今晚的酒是洛紗主動要求喝的,她沒有貪杯,喝一杯的狀態正好是她酒醉第一步“笑”的狀態。洛紗回房間的路上一直在“吃吃”地笑,弄得陌九離哭笑不得,不知道該拿她怎麽辦才好,但是洛紗卻認為她的神志是清醒的。

回到房間,洛紗給自己換上一身白裙,外面罩了件薄紗,在椅子上稍坐了片刻,見外面已經月上柳梢,便開門緩步走出房間。

洛紗覺得自己在大半夜裏穿著白裙,又因為喝醉了酒,雙眼迷蒙,步履蹣跚的樣子,像是向人索命的女鬼。而重露初見她時,確實嚇了一跳,一聲不吭地呆呆看著她從自己面前飄過,向城主府的了望塔走去。待到洛紗沿了望塔石階而上時,重露才反應過來,急忙跑去向陌九離匯報。等陌九離跑出房間,洛紗已經搖搖晃晃地爬到了塔頂。

了望塔幾乎是白城最高的建築,洛紗的白衣顯然吸引了路人的目光,很多人已經開始圍攏並駐足觀看。城主府的侍衛很快就聚在了塔底,卻因為害怕刺激到洛紗,不敢上樓。

洛紗一人在塔頂,迎風站立,擡起頭,張開雙臂,長發,裙擺和雲袖隨風飄起,她本就身材曼妙,如此一來更像是打算踏足禦風而去的仙子,一襲白衣印在寶藍色的夜幕中,與月光爭輝。

而此時,坐在飯館二樓雅間的蕭偉正在把目光往窗外看去……

☆、跳樓自殺

當蕭偉在飯館裏看到一個白衣女子站在了望塔上時,便從椅子上一躍而起,在飯館窗臺上猛踏一腳,借力躍上對面的屋檐,向了望塔飛去。他不知道自己救的是誰,更沒有考慮過是否會是針對他的陷阱,只留下諾斐然和平明兩人在原地面面相覷:這是攸王陛下麽?

洛紗站在了望塔上深吸一口氣,瞇起眼睛往下飄了兩眼,這高度跳下去必死無疑!這讓洛紗想起盜夢空間裏萊昂納多-迪卡普裏奧的太太不相信自己在現實世界,把高跟鞋踢下去的場景。

洛紗也不信自己在現實世界!然而就算在,她也想賭:她一賭主人會在她危險的時候救她;二賭自己在危急的時刻能夠想起原主的武功;三賭萬一,萬一前兩局都落空,陌九離不會讓她死。

洛紗右腳往前踩上一步,圍觀的人紛紛驚叫起來,見她並沒有掉下來,又都生生止住了聲音。

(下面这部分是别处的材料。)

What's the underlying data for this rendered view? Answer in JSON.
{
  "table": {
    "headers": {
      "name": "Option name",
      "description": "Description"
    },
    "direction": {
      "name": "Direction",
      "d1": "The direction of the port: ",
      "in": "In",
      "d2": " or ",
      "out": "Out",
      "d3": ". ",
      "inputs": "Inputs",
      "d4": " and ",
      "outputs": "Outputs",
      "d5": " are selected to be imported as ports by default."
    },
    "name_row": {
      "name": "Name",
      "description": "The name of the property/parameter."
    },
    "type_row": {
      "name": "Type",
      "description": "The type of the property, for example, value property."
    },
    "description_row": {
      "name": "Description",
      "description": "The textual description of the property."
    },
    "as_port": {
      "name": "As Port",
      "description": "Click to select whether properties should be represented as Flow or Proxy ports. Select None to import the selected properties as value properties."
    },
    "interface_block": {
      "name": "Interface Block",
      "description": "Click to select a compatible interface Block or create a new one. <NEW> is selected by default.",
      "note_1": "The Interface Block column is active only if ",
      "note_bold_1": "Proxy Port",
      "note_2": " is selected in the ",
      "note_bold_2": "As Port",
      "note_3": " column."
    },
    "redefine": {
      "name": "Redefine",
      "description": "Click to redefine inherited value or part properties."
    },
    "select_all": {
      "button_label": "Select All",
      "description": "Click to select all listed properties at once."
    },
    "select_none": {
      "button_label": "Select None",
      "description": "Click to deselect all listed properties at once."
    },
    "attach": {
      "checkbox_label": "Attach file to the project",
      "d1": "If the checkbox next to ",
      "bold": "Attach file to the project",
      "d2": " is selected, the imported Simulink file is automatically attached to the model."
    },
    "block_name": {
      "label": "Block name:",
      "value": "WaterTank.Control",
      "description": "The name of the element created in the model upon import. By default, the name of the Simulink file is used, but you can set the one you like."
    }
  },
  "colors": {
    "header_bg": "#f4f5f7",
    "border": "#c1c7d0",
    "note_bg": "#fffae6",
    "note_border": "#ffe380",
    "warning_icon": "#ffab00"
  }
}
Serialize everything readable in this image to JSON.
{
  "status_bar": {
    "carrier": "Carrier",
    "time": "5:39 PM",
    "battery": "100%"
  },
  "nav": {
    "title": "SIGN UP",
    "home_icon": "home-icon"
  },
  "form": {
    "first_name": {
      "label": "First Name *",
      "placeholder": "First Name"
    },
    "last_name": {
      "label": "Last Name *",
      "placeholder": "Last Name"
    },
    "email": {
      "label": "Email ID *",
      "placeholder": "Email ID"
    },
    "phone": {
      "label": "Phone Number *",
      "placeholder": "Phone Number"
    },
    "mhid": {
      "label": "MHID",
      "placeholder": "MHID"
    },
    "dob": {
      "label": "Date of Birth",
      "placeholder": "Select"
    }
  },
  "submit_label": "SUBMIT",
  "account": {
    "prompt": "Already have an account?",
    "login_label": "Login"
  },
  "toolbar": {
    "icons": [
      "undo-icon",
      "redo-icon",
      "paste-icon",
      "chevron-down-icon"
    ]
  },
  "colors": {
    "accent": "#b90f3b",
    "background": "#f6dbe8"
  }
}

了望塔上一陣陰風飄過,洛紗的腦子稍微清醒了一些。剛才她是借著酒勁發了下小酒瘋,現在她猶豫了。跳塔?自己腦子抽筋了才會想出那麽餿的主意!現在可好,騎虎難下了。

正在洛紗糾糾結結地想著下塔的辦法,突然聽到有利器破空的聲音,洛紗向聲音方向看去,只見一道白色幻影向她面門射來,洛紗舉起左手一擋,只覺得手臂一痛,一個不穩,失足往塔下倒去。

在旁人看來,洛紗是毫不含糊地跳下來的,如流星一般,劃出一道美麗的弧線,這畫面寧靜而淒美,後果卻慘不忍睹,所有人又都一片驚呼。只有一路趕來的蕭偉看到是有人發了暗器,而這人?蕭偉來不及思索,只沖著那正在落下的姑娘而去。

洛紗飛快地往下墜,想張開嘴大叫卻被風堵住了嗓子眼,隨著自己離開地面越來越近,她的心開始往下沈,這下玩得似乎有些過火了,好不容易穿越一把,就這麽死了?“真的沒有人來救麽?”洛紗的心拔涼拔涼的,“我他媽的不想死!”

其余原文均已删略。